Puis, on appela Christophe, on l'installa devant la table, une plume entre les doigts, flanqué de son père à droite, à gauche de son grand père; et ce dernier commença à lui faire une dictée, à laquelle il ne comprit rien, parce qu'il avait une peine considérable à écrire chaque mot, parce que Melchior lui criait dans l'oreille, et parce que le vieux déclamait d'un ton si emphatique que Christophe, troublé par le son des paroles, ne pensait même plus à en écouter le sens. Le vieux n'était pas moins ému. Il n'avait pu rester assis; il se promenait à travers la chambre, en mimant les expressions de son texte; mais à tout instant, il venait regarder sur la page du petit; et Christophe, intimidé par les deux grosses têtes, penchées sur son dos, tirait la langue, ne pouvait plus tenir sa plume, avait les yeux troubles, faisait des jambages de trop, ou brouillait tout ce qu'il avait écrit;--et Melchior hurlait; et Jean-Michel tempêtait;--et il fallait recommencer, et encore recommencer; et, quand on se croyait enfin arrivé au bout, sur la page irréprochable tombait un superbe pâté:--alors on lui tirait les oreilles, et il fondait en larmes; mais on lui défendait de pleurer, parce qu'il tachait le papier;--et on reprenait la dictée, depuis la première ligne; et il croyait que cela durerait ainsi jusqu'à la fin de sa vie.
Enfin, on en vint à bout; et Jean-Michel, adossé à la cheminée, relut l'œuvre d'une voix qui tremblait de plaisir, tandis que Melchior, renversé sur sa chaise, regardait le plafond, et, hochant le menton, dégustait en fin connaisseur le style de l'épître qui suit;
«_Hautement Digne, Très sublime Altesse!_
«Depuis ma quatrième année, la Musique commença d'être la première de mes occupations juvéniles. Aussitôt que j'eus lié commerce avec la noble Muse, qui incitait mon âme à de pures harmonies, je l'aimai; et, à ce qu'il me sembla, elle me paya de retour. Maintenant, j'ai atteint le sixième de mes ans; et, depuis quelque temps, ma Muse, souventefois, dans les heures d'inspiration, me chuchotait à l'oreille: «Ose! Ose! Écris les harmonies de ton âme!»--«Six années! pensais-je; et comment oserais-je? Que diraient de moi les hommes savants dans l'art?» J'hésitais. Je tremblais. Mais ma Muse le voulut... J'obéis. J'écrivis.
«Et maintenant, aurai-je,
_ô Très Sublime Altesse!_
aurai-je la téméraire audace de déposer sur les degrés de Ton Trône les prémices de mes jeunes travaux?... Aurai-je la hardiesse d'espérer que Tu laisseras tomber sur eux l'auguste approbation de Ton regard paternel?...

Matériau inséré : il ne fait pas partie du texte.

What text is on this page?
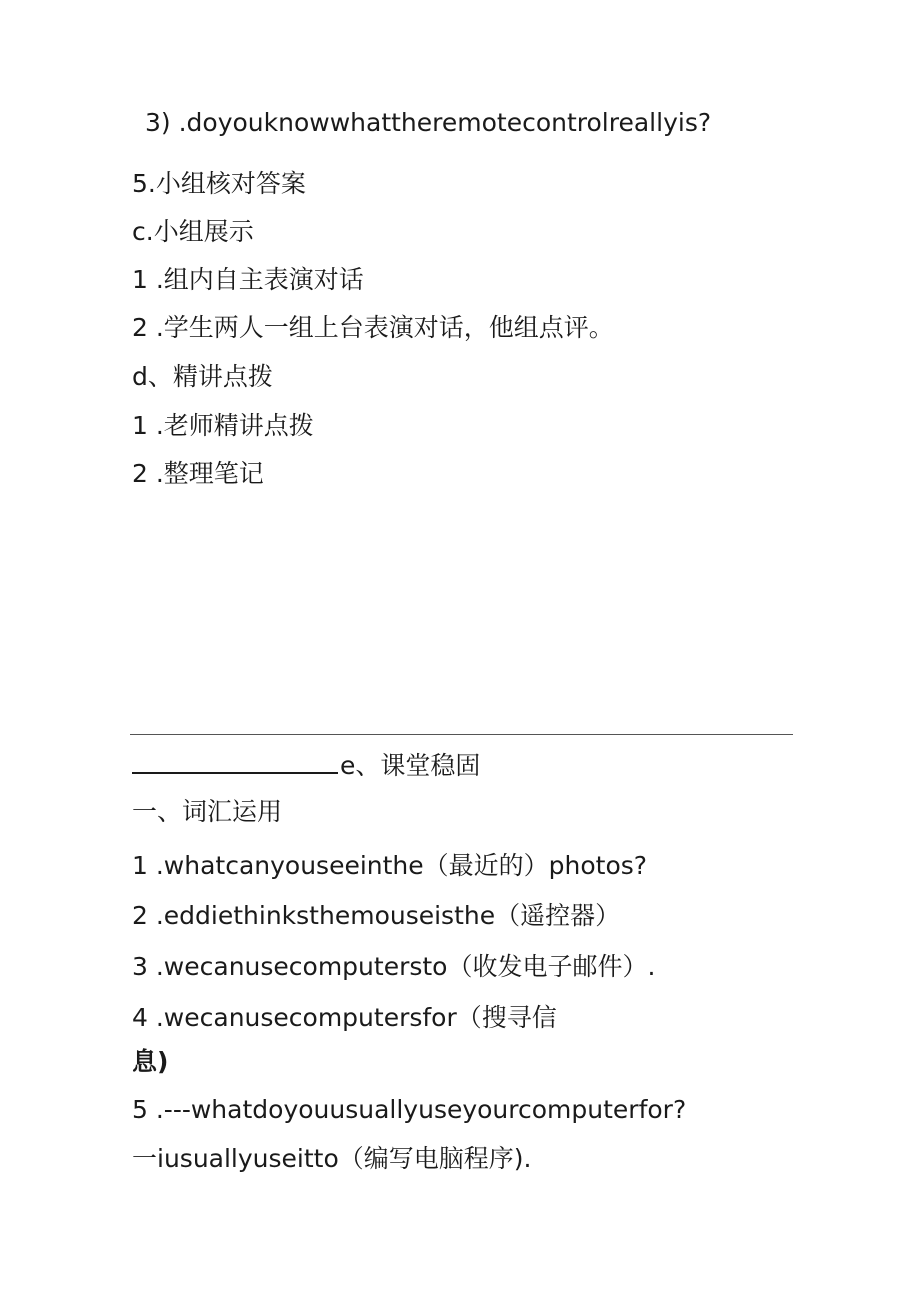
3) .doyouknowwhattheremotecontrolreallyis?
5.小组核对答案
c.小组展示
1 .组内自主表演对话
2 .学生两人一组上台表演对话，他组点评。
d、精讲点拨
1 .老师精讲点拨
2 .整理笔记
e、课堂稳固
一、词汇运用
1 .whatcanyouseeinthe（最近的）photos?
2 .eddiethinksthemouseisthe（遥控器）
3 .wecanusecomputersto（收发电子邮件）.
4 .wecanusecomputersfor（搜寻信
息)
5 .---whatdoyouusuallyuseyourcomputerfor?
一iusuallyuseitto（编写电脑程序).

« Oh! oui! car les Sciences et les Arts ont toujours trouvé en Toi leur sage Mécène, leur champion magnanime; et le talent fleurit sous l'égide de Ta sainte protection.

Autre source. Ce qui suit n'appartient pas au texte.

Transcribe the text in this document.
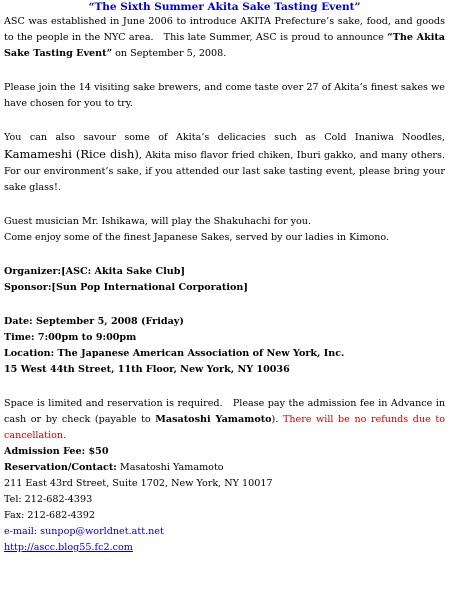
“The Sixth Summer Akita Sake Tasting Event”

ASC was established in June 2006 to introduce AKITA Prefecture’s sake, food, and goods to the people in the NYC area.   This late Summer, ASC is proud to announce “The Akita Sake Tasting Event” on September 5, 2008.

Please join the 14 visiting sake brewers, and come taste over 27 of Akita’s finest sakes we have chosen for you to try.

You can also savour some of Akita’s delicacies such as Cold Inaniwa Noodles, Kamameshi (Rice dish), Akita miso flavor fried chiken, Iburi gakko, and many others. For our environment’s sake, if you attended our last sake tasting event, please bring your sake glass!.

Guest musician Mr. Ishikawa, will play the Shakuhachi for you.

Come enjoy some of the finest Japanese Sakes, served by our ladies in Kimono.

Organizer:[ASC: Akita Sake Club]

Sponsor:[Sun Pop International Corporation]

Date: September 5, 2008 (Friday)

Time: 7:00pm to 9:00pm

Location: The Japanese American Association of New York, Inc.

15 West 44th Street, 11th Floor, New York, NY 10036

Space is limited and reservation is required.   Please pay the admission fee in Advance in cash or by check (payable to Masatoshi Yamamoto). There will be no refunds due to cancellation.

Admission Fee: $50

Reservation/Contact: Masatoshi Yamamoto

211 East 43rd Street, Suite 1702, New York, NY 10017

Tel: 212-682-4393

Fax: 212-682-4392

e-mail: sunpop@worldnet.att.net

http://ascc.blog55.fc2.com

«Plein de cette foi profonde et assurée, j'ose donc m'approcher de Toi avec ces essais puérils. Reçois-les comme une pure offrande de ma vénération, et daigne, avec bonté,
_ô Très Sublime Altesse!_
jeter les yeux sur eux et sur leur jeune auteur, qui s'incline à Tes pieds, dans un profond abaissement!
_De Sa Hautement Digne, Très Sublime Altesse, le parfaitement soumis, fidèlement, très obéissant serviteur,_
_Jean-Christophe Krafft._»
Christophe n'entendit rien: il était trop heureux d'en être quitte; et, dans la crainte qu'on ne le fît recommencer encore, il se sauva dans les champs. Il n'avait nulle idée de ce qu'il avait écrit, et il ne s'en souciait point. Mais le vieux, après avoir terminé sa lecture, la reprit encore une fois, pour la mieux savourer; et quand ce fut fini, Melchior et lui déclarèrent que c'était un maître morceau. Ce fut aussi l'avis du grand-duc, à qui la lettre fut présentée, avec une copie de l'œuvre musicale. Il eut la bonté de faire dire que l'une et l'autre étaient d'un style charmant. Il autorisa le concert, ordonna de mettre à la disposition de Melchior la salle de son Académie de musique, et daigna promettre qu'il se ferait présenter le jeune artiste, le jour de son audition.